Real-time Visualization of Your Data Streams
Working with real-time data streams is a relatively new practice. While there are many tools that allow visualization and exploration of data at rest, there are very few tools to visualize and interact with data streams in motion.
Alooma is a real-time data platform. In fact, one of Alooma's greatest features is making streaming data pipelines more transparent and accessible. For a while we've been looking for a way to allow our product to better represent the real-time nature of our vision, answering the greatest question of all: "What data is flowing through my pipeline right now?"
Introducing Alooma Live
Alooma Live provides a visualization of your data streams, shows statistics about your data flow, extracts live samples, and allows searching and filtering your data streams - all in real-time. Now you can easily dive into your data streams, validate integrations of new data sources, debug data streams or just sit-back and enjoy watching your data flow patterns.

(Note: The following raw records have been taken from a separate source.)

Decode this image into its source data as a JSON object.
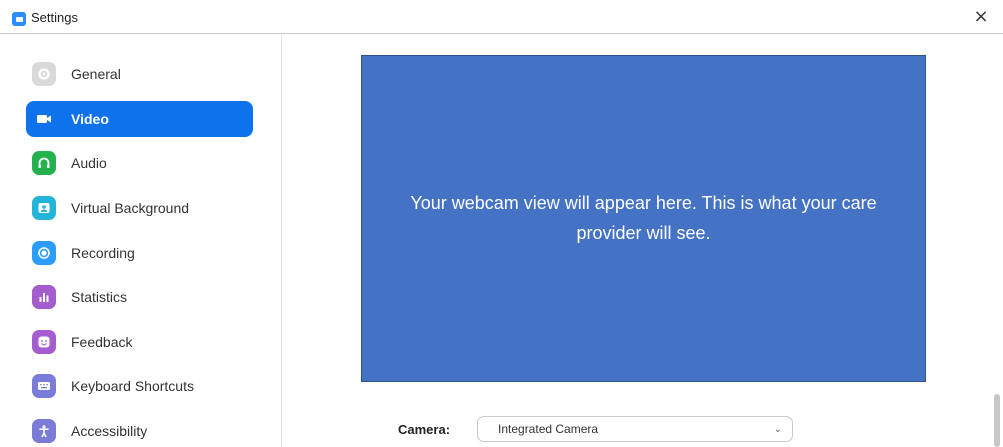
{
  "window": {
    "title": "Settings",
    "close_glyph": "×"
  },
  "sidebar": {
    "items": [
      {
        "label": "General",
        "icon": "gear-icon",
        "color": "#cccccc",
        "active": false
      },
      {
        "label": "Video",
        "icon": "video-camera-icon",
        "color": "#0e72ed",
        "active": true
      },
      {
        "label": "Audio",
        "icon": "headphones-icon",
        "color": "#22b14c",
        "active": false
      },
      {
        "label": "Virtual Background",
        "icon": "person-card-icon",
        "color": "#22b5d8",
        "active": false
      },
      {
        "label": "Recording",
        "icon": "record-icon",
        "color": "#2d9cff",
        "active": false
      },
      {
        "label": "Statistics",
        "icon": "bar-chart-icon",
        "color": "#a45ccf",
        "active": false
      },
      {
        "label": "Feedback",
        "icon": "smiley-icon",
        "color": "#a45ccf",
        "active": false
      },
      {
        "label": "Keyboard Shortcuts",
        "icon": "keyboard-icon",
        "color": "#7b7bd8",
        "active": false
      },
      {
        "label": "Accessibility",
        "icon": "accessibility-icon",
        "color": "#7b7bd8",
        "active": false
      }
    ]
  },
  "main": {
    "preview_text": "Your webcam view will appear here. This is what your care provider will see.",
    "camera": {
      "label": "Camera:",
      "selected": "Integrated Camera"
    }
  }
}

Looking Into the Black Box
Traditionally, data pipelines are opaque black boxes that offer little insight into what is happening in real-time. We let a few of our customers see Alooma Live throughout the development process, and their reactions were inspiring. For the first time, our customers were able to visually see their data in motion. When the data is already loaded to the data warehouse it appears uniform, almost as if it arrived together as a batch. Seeing it flow in real-time shows different patterns for different data sources: some flow continuously in a relatively uniform rate, while others flow in bursts. Alooma Live also shows you the proportions between different data streams, which can be surprising - you might sometimes find that the smallest streams are actually the most important ones.
While building Alooma Live we tried to stick to 2 basic principles:
- Keep it real - Use real data flowing into our Kafka cluster
- Keep it real-time - Show the data with minimal latency.
Therefore, the data samples, filtering, and statistics represent the actual state of the system and are updated in real-time.
We put a lot of thought into the stream visualization: the data comes from disparate sources where it is unorganized, and slowly converges into organized and well-defined routes, the same way data flows through the Alooma platform. The samples, statistics, and metrics are also calculated and updated in real-time.
Visualizing Kafka in Real-time
To implement Alooma Live, we used real-time technologies both on the front-end and back-end.
For the back-end, we built a node.js application that consumes a Kafka topic. The application is in charge of both filtering the stream based on a user-defined query, and on emitting aggregated statistics of the data stream.
The implementation of both search and aggregation is very preliminary at the moment (we only allow text search), but as we'll get more feedback, we'll keep adding more advanced capabilities (such as supporting a richer query language, and user-defined aggregations).
For the front-end, we used WebSockets to update the browser view in real-time. The data flow, statistics, metrics, and samples are all updated continuously as they are extracted and calculated.